Veröffentlicht am 30. April 2026 um 09:23

Wenn ich mich überanstrengte – egal ob körperlich oder geistig – bekam ich je nach Grad der Überanstrengung meistens ein, zwei oder drei Tage stärkeres Kopfweh, und anschließend folgte die gleiche Anzahl an Tagen ohne Kopfweh, aber dafür mit einer bleiernen Müdigkeit, die mir jegliche Kraft raubte und sich anfühlte, als würde ein schweres Kettenhemd über mir liegen und jedes einzelne Körperteil mit doppelter Schwerkraft nach unten ziehen. Das Einzige, was ich in diesem Zustand machen konnte, war, mich hinzulegen und abzuwarten. Denn jeder Versuch, mit Bewegung gegen die Erschöpfung anzukämpfen, machte es nur noch schlimmer. Immerhin konnte ich selbst an den schlimmsten Tagen immer am Esstisch in der Küche essen, auch wenn es mir schwerfiel, aufrecht zu sitzen.
Hatte ich mich dann endlich wieder erholt, folgte meistens die nächste Aktivität und das ganze Spiel ging von vorne los. Wobei „Aktivität“ in diesem Zusammenhang vermeintliche Kleinigkeiten waren, wie zum Beispiel mich eine halbe Stunde mit jemandem zu unterhalten, eine kleine Runde spazieren zu gehen oder zu einem Arzttermin in die Stadt zu fahren.

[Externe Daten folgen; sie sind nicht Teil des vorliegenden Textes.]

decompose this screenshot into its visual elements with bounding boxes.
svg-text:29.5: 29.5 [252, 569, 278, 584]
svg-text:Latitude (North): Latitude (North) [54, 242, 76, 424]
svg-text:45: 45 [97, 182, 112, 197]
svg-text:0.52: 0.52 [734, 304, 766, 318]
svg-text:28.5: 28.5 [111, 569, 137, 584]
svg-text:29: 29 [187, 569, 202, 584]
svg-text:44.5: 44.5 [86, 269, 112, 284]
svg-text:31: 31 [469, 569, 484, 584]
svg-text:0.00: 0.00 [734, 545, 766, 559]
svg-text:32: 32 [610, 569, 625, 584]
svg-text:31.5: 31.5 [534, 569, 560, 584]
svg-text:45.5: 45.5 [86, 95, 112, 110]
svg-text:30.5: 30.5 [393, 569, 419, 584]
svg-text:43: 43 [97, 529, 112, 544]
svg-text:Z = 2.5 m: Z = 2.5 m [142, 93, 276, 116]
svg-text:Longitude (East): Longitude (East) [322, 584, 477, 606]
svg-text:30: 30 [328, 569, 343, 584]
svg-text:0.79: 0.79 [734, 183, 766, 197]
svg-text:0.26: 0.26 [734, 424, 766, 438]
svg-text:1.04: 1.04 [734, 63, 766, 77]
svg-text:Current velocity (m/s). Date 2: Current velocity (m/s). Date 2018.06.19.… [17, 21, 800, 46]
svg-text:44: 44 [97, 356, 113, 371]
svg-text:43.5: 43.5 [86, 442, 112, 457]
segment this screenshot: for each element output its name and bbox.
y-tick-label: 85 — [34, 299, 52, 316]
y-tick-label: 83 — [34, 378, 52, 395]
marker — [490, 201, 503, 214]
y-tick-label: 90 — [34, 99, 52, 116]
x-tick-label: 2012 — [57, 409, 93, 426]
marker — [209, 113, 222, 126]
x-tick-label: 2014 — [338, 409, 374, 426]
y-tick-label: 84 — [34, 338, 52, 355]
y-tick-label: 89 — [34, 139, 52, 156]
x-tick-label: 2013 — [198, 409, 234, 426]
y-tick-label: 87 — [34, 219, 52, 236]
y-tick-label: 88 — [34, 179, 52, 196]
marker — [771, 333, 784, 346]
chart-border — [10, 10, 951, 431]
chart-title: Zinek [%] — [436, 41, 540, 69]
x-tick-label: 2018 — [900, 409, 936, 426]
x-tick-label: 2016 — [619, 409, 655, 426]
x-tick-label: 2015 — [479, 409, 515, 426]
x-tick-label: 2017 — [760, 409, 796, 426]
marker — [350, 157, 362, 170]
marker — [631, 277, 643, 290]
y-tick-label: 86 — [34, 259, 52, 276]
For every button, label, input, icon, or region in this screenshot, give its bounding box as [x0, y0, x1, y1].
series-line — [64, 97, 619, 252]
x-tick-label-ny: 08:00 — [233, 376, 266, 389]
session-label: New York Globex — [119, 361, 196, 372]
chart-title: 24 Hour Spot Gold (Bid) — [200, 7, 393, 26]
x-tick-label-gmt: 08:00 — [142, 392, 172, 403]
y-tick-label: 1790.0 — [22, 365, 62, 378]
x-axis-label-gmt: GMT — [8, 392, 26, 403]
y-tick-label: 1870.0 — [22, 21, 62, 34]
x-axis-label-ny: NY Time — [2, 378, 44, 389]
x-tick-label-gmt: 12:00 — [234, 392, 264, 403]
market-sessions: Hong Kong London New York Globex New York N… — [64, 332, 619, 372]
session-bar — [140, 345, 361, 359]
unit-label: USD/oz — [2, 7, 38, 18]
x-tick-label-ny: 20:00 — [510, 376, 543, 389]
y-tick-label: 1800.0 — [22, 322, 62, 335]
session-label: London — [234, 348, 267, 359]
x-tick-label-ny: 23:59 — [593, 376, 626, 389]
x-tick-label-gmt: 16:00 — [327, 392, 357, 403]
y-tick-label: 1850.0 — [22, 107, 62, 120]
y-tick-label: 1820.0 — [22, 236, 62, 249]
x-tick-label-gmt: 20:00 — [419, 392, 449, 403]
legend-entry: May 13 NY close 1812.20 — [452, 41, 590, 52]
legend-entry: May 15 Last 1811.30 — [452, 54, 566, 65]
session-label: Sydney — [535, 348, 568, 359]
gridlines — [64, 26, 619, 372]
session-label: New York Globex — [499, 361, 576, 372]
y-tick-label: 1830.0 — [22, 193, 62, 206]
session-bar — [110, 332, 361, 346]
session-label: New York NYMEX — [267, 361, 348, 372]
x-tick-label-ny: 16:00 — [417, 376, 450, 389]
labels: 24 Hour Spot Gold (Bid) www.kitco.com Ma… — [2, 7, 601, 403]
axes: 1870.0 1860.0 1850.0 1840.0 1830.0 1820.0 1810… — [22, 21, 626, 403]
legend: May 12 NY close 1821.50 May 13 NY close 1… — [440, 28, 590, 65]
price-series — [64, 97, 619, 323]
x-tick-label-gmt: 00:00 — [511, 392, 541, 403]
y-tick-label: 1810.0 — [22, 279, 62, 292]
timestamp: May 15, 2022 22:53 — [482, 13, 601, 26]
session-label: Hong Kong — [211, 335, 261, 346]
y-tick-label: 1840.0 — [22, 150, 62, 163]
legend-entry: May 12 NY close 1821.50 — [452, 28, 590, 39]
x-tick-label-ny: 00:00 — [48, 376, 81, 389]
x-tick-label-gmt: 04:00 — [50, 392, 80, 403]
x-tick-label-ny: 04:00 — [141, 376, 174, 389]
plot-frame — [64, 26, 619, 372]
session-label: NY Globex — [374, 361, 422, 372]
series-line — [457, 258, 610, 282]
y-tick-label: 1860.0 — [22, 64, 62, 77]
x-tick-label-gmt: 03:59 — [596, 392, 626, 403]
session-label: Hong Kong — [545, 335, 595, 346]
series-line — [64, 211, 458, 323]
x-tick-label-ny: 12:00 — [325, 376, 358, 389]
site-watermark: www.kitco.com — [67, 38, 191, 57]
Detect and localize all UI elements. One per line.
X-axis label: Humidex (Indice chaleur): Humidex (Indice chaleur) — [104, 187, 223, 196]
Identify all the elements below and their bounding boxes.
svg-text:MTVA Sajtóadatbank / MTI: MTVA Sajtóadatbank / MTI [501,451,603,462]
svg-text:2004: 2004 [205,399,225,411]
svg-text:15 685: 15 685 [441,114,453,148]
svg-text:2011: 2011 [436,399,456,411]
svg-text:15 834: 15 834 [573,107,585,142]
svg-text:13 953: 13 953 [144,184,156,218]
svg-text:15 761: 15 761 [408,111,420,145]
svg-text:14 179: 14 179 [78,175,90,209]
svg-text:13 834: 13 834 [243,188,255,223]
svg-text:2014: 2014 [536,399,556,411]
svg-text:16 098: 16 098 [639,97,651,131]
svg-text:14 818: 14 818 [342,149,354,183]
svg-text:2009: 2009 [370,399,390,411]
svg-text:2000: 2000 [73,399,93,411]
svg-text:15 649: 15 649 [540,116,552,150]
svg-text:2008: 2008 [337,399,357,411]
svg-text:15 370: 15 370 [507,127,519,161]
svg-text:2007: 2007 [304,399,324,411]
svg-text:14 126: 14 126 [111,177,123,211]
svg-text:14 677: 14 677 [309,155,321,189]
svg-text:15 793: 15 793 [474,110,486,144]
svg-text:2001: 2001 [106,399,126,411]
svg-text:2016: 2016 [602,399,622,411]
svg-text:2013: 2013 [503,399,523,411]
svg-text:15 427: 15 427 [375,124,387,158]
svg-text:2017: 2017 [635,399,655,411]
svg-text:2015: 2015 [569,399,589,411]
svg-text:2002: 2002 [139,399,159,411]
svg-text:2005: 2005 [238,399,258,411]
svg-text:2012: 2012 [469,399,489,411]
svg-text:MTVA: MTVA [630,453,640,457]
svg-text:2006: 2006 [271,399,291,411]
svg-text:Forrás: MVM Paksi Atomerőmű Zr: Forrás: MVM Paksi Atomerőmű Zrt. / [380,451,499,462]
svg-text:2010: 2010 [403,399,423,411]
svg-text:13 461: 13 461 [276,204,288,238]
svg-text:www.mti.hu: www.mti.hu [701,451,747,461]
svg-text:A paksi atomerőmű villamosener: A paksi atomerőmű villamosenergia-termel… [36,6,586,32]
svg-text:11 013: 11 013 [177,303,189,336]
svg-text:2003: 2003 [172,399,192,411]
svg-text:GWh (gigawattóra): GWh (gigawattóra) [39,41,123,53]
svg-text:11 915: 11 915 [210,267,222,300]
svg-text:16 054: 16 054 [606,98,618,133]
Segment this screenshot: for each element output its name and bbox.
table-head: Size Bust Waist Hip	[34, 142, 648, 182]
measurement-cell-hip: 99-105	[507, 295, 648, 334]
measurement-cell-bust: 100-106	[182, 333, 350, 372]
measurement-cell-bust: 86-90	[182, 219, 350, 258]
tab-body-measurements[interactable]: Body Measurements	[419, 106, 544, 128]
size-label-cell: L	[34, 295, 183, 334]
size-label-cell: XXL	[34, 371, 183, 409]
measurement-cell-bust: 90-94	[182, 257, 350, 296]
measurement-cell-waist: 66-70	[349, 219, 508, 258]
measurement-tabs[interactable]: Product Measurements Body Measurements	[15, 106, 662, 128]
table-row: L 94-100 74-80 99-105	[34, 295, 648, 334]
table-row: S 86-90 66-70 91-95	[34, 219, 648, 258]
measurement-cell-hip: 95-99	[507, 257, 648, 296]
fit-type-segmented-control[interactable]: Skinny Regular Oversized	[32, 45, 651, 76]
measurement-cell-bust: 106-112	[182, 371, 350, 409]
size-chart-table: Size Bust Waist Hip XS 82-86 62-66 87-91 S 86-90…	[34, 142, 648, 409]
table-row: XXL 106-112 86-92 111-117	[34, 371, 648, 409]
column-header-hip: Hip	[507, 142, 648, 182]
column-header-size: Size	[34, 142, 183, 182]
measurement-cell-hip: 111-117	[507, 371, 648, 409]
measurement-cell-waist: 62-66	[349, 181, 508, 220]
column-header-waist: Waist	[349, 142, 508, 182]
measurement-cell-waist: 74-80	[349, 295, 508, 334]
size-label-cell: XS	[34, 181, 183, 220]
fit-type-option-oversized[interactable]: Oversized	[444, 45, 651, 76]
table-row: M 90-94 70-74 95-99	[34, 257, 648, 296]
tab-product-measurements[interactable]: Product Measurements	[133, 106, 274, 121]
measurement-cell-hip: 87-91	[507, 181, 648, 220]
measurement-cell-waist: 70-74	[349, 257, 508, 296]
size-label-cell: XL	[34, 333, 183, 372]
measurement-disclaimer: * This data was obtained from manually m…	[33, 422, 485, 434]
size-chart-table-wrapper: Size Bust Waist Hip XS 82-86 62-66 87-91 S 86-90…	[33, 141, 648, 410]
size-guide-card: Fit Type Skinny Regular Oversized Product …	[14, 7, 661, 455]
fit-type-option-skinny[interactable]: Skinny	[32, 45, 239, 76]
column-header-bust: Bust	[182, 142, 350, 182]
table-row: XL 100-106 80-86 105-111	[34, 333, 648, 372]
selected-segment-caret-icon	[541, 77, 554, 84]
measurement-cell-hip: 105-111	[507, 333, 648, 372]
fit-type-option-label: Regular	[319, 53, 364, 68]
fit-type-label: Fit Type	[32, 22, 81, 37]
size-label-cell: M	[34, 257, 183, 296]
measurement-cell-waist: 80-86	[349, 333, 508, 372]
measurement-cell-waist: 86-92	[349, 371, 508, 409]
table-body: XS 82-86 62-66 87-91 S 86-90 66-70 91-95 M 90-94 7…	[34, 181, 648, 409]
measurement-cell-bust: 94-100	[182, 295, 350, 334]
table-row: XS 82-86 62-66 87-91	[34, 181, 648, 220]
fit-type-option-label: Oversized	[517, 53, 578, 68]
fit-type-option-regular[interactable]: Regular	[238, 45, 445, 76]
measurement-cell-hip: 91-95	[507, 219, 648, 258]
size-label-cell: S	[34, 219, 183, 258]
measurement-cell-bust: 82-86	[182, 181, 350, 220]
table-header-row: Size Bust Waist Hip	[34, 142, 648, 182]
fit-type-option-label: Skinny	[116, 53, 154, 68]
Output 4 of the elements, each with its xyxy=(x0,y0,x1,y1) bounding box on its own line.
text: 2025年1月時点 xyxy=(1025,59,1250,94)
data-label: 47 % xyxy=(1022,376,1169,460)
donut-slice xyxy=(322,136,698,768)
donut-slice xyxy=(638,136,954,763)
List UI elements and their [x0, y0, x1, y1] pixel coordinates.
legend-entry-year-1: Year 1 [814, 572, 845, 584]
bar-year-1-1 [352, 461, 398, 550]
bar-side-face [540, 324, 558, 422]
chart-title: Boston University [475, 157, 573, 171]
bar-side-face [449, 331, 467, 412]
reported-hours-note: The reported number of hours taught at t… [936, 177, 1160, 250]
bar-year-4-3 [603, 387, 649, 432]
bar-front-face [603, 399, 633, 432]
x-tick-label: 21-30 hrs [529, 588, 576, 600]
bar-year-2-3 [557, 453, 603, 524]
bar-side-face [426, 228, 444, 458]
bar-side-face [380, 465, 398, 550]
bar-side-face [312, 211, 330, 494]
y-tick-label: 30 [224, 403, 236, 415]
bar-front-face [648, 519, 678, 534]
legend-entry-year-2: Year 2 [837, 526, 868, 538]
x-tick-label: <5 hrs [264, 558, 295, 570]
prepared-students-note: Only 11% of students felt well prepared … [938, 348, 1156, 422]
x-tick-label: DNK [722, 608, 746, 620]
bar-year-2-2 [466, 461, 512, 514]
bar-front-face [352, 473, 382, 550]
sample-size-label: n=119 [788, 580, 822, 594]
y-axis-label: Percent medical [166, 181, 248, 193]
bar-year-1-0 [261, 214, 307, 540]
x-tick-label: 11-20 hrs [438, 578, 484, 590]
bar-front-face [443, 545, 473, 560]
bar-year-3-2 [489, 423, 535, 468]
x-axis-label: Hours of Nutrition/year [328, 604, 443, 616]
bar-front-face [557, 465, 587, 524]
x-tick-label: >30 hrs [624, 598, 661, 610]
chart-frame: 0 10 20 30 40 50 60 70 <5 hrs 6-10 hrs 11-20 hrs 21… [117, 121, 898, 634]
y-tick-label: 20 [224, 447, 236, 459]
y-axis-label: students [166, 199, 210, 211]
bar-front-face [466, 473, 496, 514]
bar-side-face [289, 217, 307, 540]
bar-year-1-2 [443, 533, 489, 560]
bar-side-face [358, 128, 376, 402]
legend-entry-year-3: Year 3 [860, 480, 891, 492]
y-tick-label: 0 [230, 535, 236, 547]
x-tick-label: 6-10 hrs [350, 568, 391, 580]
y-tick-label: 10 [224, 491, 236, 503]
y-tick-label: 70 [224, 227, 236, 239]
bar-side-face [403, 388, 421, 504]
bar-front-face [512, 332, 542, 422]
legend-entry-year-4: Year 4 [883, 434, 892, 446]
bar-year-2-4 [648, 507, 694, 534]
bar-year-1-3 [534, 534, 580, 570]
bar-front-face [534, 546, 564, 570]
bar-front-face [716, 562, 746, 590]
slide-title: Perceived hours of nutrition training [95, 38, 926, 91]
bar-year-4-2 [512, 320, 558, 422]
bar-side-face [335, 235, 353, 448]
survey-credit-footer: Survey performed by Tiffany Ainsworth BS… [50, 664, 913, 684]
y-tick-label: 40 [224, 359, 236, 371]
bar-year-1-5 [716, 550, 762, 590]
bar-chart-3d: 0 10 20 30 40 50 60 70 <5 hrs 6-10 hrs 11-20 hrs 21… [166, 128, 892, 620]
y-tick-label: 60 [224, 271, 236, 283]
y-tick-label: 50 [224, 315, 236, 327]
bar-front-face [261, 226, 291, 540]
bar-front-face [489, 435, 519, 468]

Ich wusste aus eigener Erfahrung, dass es auch Arten von Müdigkeit gab, die man (in gesundem Zustand) eine gewisse Zeit lang bis zu einem gewissen Grad ignorieren konnte. Beispielsweise würde man nach einer Nacht mit weniger Schlaf einen Arbeitstag trotzdem irgendwie überstehen. Oder wenn man nach einem anstrengenden Tag müde war, sich für den Abend aber schon verabredet hatte, würde man es dennoch schaffen, sich eine Weile zu unterhalten. Und genau das war vermutlich der Grund, weshalb es vielen Menschen schwerfiel, zu verstehen, wie man tatsächlich zu müde und erschöpft sein konnte, jemanden zu treffen, zu telefonieren oder eine Runde spazieren zu gehen – und das, obwohl man die ganze Nacht geschlafen und auch keinen anstrengenden Arbeitstag hinter sich hatte. Doch diese Art von Müdigkeit ließ sich weder kurzfristig wegignorieren, noch half ausreichend schlafen. Oft genug wachte ich am Morgen nach neun Stunden Schlaf auf, und fühlte mich noch kaputter als am Abend zuvor. Und wenn ich es trotzdem schaffte, mich zu irgendetwas halbwegs aktivem aufzuraffen, fühlte sich das oben erwähnte Kettenhemd danach ungefähr doppelt so schwer an.